Part of what makes a crush so exciting and terrible at once is the bit of escapism it can offer. "Crushes are a way for us to remain in the state where we don't have to take action," Dr. Carbino says. "They allow us to live in that fantasy world and to experiment with the idea of love being more perfect and less messy than it actually is in reality. And they allow us to fantasize about not only what this person could be like in a relationship or what the ideal relationship to be like, but also what we could be like in an ideal relationship without our own flaws."
"Crushes allow us to live in that fantasy world and to experiment with the idea of love being more perfect and less messy than it actually is in reality." —relationship expert Jess Carbino, PhD
So there's clearly a lot of fantasy at play here, but whether that could ever be a good thing is a bit tricky. Dr. Carbino warns that staying in a crush phase for too long exposes you to the risk of developing attractions that are not necessarily right for you thanks to all of the romanticizing. So, she recommends taking action about any crush you realize you have real feelings toward—and sooner rather than later.

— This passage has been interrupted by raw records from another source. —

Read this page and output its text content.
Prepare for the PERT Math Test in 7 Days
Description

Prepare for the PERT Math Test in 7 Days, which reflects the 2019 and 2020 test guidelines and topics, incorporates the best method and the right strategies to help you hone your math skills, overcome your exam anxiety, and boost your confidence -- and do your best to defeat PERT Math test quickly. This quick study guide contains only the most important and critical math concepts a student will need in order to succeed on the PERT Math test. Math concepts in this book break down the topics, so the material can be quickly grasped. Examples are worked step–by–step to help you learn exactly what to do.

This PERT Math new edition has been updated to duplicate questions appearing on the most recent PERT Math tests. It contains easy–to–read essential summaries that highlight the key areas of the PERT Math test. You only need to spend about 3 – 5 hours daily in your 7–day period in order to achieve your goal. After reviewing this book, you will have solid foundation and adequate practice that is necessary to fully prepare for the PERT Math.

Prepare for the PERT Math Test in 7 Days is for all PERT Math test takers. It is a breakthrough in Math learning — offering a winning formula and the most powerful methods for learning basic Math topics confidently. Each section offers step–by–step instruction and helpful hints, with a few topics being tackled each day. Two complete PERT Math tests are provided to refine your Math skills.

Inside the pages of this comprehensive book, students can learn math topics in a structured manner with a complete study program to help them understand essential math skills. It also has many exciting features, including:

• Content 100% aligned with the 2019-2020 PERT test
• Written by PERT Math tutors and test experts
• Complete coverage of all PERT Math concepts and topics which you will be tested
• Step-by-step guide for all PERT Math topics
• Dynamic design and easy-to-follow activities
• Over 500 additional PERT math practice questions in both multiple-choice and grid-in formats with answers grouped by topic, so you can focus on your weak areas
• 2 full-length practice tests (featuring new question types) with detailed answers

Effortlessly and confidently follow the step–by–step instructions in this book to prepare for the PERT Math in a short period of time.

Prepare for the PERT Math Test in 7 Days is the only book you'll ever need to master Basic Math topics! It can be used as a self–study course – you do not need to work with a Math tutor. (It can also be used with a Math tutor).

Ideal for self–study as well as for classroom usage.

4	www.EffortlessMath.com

That said, there is some research noting possible benefits of letting your crush flame burn. One 2008 study found that having a crush (or "faux relationship") could actually help improve your self-esteem in a way that a real romantic relationship can't. And in a small 2015 study of 160 women in committed relationships, the majority reported that their crushes didn't impact their relationship with their significant other and actually led them desire their partner more.
Modern technology also plays a role in making crushes feel so confusing. For one, swipe culture doesn't really allow for the development of crushes, because when you match with someone, the context is that you're both attracted and interested. (In theory.) "The crush feeling doesn't get the opportunity to linger to the same degree because it's not unrequited," Dr. Carbino says. And if you're like me, and most of your online dates end up being disappointing dead ends, having a crush and being able to live in that fantasy land for a moment can feel refreshing. In fact, having someone you see at the coffee shop or the gym in the back of your mind can transport you back to a pre-app time when you were a little less jaded and burnt out.
That said, apps like Instagram have only made it easier to develop crushes on people with whom we may never interact IRL. It's like when you were in middle school and obsessed with Orlando Bloom to the extent that you had framed photos of him in your bedroom (that can't have just been me). But now you can follow celebrities—and famous-on-Instagram personalities—and have access into their daily lives, and even slide into their DMs, making the potential for something feel plausible.
And that's ultimately a huge part of what makes crushes so thrilling: When you're in that fantasy stage, there are seemingly infinite possibilities for how things will play out, and that's beautiful. But also, we can't live in our fantasy world forever—so, crushes, I'm coming for you.